A repressão desproporcional da polícia fortalece ou desmobiliza as manifestações?
Acho que pode fortalecer, como aconteceu em 2013. Essa repressão policial foi fortalecendo, sobretudo os mais jovens. Eles são bem corajosos, não têm medo, vão para frente. Depois tem a imprensa também, vários fotógrafos foram feridos ontem. Aí a imprensa, quando tem seus próprios profissionais feridos, se coloca contra a polícia. De alguma forma potencializa, mas mesmo assim temos que denunciar isso. Não é possível ir para um protesto sabendo que você pode ser ferido, machucado pelo simples direito de protestar. É completamente perverso.
É uma estratégia burra da polícia então?
Eu sempre falei isso desde 2013. É totalmente contra producente. Se a intenção é diminuir o protesto, essa desproporcionalidade do aparato policial faz justamente o contrário, porque você aumenta o protesto, e cria um ódio da policia, uma raiva, que aumenta muito a tensão do protesto. Esse aparato policial pesado dá combustível para as manifestações e no final cria um espiral de ódio entre a polícia e os manifestante que é ruim para todo mundo.
Você acha que manifestações como essa podem ameaçar a popularidade de Temer, têm algum efeito de fato?

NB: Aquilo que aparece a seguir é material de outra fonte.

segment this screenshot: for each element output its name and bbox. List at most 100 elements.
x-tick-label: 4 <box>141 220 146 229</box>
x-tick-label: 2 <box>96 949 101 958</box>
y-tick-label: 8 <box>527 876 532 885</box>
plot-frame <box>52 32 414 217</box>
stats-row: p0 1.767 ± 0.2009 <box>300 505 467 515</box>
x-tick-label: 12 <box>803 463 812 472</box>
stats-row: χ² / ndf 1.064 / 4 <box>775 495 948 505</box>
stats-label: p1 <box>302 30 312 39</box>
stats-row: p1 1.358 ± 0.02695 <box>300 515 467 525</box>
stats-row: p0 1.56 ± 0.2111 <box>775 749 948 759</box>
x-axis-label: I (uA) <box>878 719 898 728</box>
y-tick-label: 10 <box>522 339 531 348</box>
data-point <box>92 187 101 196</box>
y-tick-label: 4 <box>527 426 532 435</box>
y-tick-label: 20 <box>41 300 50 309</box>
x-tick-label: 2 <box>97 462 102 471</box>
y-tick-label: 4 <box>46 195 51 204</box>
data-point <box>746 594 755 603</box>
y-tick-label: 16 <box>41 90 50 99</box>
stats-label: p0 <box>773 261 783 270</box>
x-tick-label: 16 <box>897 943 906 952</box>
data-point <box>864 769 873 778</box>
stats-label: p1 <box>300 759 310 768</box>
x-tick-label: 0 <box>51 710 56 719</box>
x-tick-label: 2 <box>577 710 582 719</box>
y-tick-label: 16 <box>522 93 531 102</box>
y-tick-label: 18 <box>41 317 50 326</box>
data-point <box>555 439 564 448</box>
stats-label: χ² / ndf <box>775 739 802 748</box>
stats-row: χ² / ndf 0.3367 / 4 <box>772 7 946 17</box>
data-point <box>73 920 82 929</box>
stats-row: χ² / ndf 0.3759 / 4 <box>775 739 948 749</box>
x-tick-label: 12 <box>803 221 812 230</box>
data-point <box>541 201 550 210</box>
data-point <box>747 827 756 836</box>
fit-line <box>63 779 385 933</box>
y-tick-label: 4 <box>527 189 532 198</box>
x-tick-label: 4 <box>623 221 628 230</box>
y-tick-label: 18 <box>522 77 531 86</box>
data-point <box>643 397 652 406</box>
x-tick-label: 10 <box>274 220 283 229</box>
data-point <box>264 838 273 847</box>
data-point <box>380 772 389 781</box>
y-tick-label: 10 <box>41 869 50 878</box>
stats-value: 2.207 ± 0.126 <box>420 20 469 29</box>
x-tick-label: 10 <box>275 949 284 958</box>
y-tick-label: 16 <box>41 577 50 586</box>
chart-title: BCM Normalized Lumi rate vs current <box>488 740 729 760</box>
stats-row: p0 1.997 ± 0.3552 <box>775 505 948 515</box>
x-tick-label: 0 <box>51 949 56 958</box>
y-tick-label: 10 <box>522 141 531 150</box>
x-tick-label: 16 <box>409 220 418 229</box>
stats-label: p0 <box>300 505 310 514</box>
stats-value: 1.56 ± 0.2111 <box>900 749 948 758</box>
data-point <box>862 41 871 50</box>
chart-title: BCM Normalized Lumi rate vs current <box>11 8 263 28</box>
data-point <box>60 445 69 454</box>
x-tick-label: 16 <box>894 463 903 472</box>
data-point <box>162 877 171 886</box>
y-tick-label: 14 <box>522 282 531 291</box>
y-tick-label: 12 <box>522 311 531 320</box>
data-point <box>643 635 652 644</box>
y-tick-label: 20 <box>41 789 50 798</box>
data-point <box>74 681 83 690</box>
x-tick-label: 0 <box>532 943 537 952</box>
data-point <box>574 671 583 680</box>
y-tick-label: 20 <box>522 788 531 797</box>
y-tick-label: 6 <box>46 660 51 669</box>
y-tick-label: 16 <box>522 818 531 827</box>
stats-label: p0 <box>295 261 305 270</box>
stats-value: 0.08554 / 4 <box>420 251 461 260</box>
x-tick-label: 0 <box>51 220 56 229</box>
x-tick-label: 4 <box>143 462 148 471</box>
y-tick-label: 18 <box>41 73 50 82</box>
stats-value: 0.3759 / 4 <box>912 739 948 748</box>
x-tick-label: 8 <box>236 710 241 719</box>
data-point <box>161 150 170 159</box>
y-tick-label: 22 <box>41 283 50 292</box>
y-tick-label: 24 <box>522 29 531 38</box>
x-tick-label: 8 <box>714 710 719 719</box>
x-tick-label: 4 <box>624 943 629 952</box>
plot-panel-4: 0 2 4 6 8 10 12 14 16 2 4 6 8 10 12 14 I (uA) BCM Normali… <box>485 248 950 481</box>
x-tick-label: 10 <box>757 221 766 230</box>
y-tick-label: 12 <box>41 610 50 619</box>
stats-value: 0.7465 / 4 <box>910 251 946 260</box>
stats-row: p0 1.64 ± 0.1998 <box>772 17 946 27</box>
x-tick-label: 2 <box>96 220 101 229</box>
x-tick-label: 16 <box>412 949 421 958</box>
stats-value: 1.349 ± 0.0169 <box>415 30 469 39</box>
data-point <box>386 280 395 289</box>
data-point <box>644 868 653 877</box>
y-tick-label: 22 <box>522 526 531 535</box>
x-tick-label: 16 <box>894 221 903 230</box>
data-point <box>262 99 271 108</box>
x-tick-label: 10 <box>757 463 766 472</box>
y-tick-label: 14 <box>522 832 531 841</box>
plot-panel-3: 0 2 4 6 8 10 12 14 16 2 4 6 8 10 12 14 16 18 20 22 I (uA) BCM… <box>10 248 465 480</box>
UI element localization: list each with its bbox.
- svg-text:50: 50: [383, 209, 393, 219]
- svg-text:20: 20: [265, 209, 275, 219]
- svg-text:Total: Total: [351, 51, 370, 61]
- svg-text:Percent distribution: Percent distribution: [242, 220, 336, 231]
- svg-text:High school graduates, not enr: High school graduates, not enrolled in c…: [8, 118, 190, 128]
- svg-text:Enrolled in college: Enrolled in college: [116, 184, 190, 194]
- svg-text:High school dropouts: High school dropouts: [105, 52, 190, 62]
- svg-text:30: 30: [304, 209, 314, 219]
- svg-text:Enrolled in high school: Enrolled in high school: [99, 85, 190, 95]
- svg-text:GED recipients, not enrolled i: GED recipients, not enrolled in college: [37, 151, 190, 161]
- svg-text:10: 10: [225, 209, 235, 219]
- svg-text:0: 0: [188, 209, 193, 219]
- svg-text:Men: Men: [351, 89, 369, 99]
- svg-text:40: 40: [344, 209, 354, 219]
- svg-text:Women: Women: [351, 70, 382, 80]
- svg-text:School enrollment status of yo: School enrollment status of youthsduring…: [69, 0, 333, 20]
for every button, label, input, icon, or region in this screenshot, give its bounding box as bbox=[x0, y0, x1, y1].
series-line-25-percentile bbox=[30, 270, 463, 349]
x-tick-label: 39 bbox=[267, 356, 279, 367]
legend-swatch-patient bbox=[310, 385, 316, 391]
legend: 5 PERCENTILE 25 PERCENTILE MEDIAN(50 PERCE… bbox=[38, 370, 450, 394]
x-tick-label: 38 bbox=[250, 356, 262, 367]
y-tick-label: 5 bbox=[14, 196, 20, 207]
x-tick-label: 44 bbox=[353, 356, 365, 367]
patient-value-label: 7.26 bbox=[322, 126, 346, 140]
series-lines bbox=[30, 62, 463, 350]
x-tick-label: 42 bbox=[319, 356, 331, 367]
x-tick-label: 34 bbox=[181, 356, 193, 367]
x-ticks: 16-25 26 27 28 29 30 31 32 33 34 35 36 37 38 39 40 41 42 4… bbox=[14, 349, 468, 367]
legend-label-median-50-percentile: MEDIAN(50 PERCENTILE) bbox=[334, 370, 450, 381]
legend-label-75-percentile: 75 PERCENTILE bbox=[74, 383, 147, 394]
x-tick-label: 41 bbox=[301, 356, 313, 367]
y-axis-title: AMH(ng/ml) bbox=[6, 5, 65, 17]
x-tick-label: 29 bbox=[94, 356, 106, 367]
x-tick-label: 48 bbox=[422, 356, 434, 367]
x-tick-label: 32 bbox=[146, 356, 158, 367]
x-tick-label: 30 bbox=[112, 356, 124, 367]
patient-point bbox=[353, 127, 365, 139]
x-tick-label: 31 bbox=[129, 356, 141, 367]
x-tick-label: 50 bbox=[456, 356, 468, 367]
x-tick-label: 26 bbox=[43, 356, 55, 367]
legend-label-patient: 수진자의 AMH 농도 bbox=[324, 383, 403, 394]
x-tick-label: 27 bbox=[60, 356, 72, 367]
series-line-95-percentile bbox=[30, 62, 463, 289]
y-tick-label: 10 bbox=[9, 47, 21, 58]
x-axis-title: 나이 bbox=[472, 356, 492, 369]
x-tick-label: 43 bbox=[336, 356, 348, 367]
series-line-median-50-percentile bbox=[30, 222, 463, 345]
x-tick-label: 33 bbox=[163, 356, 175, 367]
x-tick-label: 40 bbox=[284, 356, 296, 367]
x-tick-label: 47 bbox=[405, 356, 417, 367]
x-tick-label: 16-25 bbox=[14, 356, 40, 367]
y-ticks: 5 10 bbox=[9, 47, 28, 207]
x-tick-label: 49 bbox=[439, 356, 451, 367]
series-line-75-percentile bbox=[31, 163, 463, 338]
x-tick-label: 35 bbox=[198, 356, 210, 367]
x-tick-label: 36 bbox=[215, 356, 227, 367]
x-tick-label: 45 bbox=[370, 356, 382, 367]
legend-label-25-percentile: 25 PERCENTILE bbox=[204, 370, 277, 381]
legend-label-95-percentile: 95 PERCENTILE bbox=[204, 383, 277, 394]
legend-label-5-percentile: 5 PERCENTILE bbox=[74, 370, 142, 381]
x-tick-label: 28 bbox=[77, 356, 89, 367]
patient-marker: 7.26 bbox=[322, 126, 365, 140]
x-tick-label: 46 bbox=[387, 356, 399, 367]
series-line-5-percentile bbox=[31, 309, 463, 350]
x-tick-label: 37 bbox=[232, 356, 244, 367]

Se o governo Temer começa a tomar medidas fortes, como a reforma da Previdência, sim. Temer não tem carisma nenhum, se ele tomar uma medida e não for bem recebido, terão manifestações maiores. Não serão só contra o impeachment e pela volta de Dilma, serão contra as medidas duras do governo. Aí abaixa ainda mais a popularidade de Temer. Mas eu acho que isso só vai acontecer se essas manifestações conseguirem levar mais gente para a rua, gente preocupada com a questão econômica. Porque agora são só as pessoas do “Fora, Temer” e “Fica, Dilma”. Acaba tendo essa polarização. Mas se mais gente vai para a rua, aí acho que sim.
Quais outros setores poderiam ir para a rua?
Como aconteceu na Europa, nas reformas de austeridade, que é o caminho que Temer tomará aqui, os trabalhadores são um setor fundamental. Você vê estudantes, profissionais liberais, mas os sindicatos, a CUT, estão pouco presentes ainda. A reforma trabalhista será terrível para os trabalhadores, tanto liberais quanto os de mais baixo nível. Os sindicatos, os trabalhadores mais precários é quem vão sofrer muito. Esse povo que teria muito potencial para ir à rua.
E por que não foram às ruas ainda?
Porque o debate ficou muito numa questão governista ou não governista, PT, anti PT, Dilma, Temer, a população está cansada disso, ninguém se motiva por isso. Mas reformas no mercado de trabalho e na Previdência são outra coisa.. Pela política pouco se mobiliza. Mas pelas questões econômicas, no dia a dia delas, é muito diferente.